An essay she wrote explains her passion for the cause.
“Just as there is no male equivalent to bitch or ho, there is no male equivalent to ditz, or dumb-blond. It’s just harder to call a boy dumb than it is a girl,” she wrote. “Gender issues are easy to ignore. If an article keeps ping ponging across your news-feed, you can simply scroll past it. If a video circles through Tumblr, you don’t have to watch it. If you don’t see it happen, it doesn’t.”
More than 60 students showed up for the Gender Equality Club’s first meeting and it has only picked up steam since then. The club hosts provocative discussions, like one on gender equality in religion that featured dual presentations by a Hindu high school student and an octogenarian Catholic nun.
Because she pays such close attention to these issues, Molly, who dressed as Gloria Steinem for Halloween last year, immediately brought the now famously unfortunate comments by Ms. Steinem and former Secretary of State Madeline Albright to my attention prior to them showing up all over every single social media account I monitor.
Steinem suggested that young female voters were supporting Bernie Sanders because “when you’re young you’re thinking, ‘Where are the boys?’ and the boys are with Bernie.” Meanwhile, at a Clinton rally, Albright suggested there was a special place in hell for women who didn’t support Hillary.
As off-putting as the comments were, their implication that women owed Hillary Clinton their vote merely by virtue of their shared gender did trigger great conversations, much like the one between my daughter and me.

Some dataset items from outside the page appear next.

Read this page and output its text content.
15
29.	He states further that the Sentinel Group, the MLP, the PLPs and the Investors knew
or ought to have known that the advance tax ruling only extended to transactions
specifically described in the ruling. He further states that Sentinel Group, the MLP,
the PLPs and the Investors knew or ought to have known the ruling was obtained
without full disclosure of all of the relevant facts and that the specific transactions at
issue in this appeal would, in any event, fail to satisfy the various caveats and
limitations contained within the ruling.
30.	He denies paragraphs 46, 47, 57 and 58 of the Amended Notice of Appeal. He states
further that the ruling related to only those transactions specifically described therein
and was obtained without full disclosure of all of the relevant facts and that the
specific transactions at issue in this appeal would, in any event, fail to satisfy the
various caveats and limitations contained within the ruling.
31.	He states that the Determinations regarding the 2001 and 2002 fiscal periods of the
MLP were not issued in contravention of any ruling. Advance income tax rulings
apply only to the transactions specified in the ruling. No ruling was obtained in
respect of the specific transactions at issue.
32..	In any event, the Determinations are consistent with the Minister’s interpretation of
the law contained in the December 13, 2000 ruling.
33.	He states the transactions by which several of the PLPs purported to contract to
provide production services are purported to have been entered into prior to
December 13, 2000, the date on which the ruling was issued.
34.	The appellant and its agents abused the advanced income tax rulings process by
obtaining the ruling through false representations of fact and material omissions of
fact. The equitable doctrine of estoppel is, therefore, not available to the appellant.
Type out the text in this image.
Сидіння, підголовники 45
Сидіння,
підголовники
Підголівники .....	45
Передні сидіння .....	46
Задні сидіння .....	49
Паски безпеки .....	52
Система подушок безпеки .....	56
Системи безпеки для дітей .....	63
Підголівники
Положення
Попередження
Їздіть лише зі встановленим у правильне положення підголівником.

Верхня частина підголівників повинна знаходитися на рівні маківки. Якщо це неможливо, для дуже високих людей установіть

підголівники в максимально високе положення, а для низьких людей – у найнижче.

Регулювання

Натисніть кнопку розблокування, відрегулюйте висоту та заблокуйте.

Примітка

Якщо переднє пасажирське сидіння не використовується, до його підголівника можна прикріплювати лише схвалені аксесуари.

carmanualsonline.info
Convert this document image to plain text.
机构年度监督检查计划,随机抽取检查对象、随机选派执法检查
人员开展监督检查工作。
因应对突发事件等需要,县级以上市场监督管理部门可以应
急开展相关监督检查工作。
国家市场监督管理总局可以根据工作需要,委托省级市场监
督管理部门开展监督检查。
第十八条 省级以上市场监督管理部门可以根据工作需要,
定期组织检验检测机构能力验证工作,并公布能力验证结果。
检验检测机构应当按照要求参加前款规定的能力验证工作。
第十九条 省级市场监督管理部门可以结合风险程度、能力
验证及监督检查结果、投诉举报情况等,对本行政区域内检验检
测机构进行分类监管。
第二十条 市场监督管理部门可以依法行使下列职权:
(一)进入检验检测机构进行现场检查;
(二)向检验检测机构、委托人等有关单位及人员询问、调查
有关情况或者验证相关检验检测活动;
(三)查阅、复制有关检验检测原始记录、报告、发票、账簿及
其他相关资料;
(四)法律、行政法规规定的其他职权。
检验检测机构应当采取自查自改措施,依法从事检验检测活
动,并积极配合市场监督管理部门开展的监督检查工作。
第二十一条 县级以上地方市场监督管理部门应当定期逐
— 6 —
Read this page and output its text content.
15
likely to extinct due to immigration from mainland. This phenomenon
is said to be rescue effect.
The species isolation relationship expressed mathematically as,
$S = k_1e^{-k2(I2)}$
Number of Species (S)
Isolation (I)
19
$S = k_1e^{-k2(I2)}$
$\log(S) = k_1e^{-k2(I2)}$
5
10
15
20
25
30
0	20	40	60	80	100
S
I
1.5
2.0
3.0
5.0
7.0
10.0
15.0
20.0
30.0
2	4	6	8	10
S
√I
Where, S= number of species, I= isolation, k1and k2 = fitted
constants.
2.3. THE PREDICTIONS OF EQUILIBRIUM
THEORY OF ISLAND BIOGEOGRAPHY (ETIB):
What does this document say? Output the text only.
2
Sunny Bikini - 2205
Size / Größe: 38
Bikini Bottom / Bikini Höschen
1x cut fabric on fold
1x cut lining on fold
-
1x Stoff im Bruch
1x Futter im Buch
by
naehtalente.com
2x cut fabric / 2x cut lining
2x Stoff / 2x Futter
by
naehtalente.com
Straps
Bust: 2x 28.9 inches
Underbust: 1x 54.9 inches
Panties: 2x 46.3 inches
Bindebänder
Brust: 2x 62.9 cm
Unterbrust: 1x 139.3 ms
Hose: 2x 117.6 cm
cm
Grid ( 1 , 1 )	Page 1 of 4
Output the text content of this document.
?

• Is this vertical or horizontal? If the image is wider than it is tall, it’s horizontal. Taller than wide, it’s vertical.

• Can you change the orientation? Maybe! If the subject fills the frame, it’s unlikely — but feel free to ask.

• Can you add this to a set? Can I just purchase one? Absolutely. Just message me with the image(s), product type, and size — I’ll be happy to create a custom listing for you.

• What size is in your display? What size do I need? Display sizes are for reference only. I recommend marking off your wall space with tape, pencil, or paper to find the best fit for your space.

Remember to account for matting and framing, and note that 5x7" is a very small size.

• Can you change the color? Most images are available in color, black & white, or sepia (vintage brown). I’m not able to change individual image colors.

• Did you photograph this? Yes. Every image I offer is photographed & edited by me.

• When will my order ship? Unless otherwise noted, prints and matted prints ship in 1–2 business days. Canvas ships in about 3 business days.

We discussed the role gender plays in politics. I told her I even disagreed with Madame Secretary Albright’s later explanation of her “special place in hell” remark, in which she called the election of a female president “previously inconceivable.”
But I was born in 1964, I told Molly, and I never, ever found the notion of a female president inconceivable.
Molly turns 18 in August and is very anxious to cast that first ballot. I’m thrilled that she’ll be able to vet candidates according to her own standards, and vote her scruples not her sex.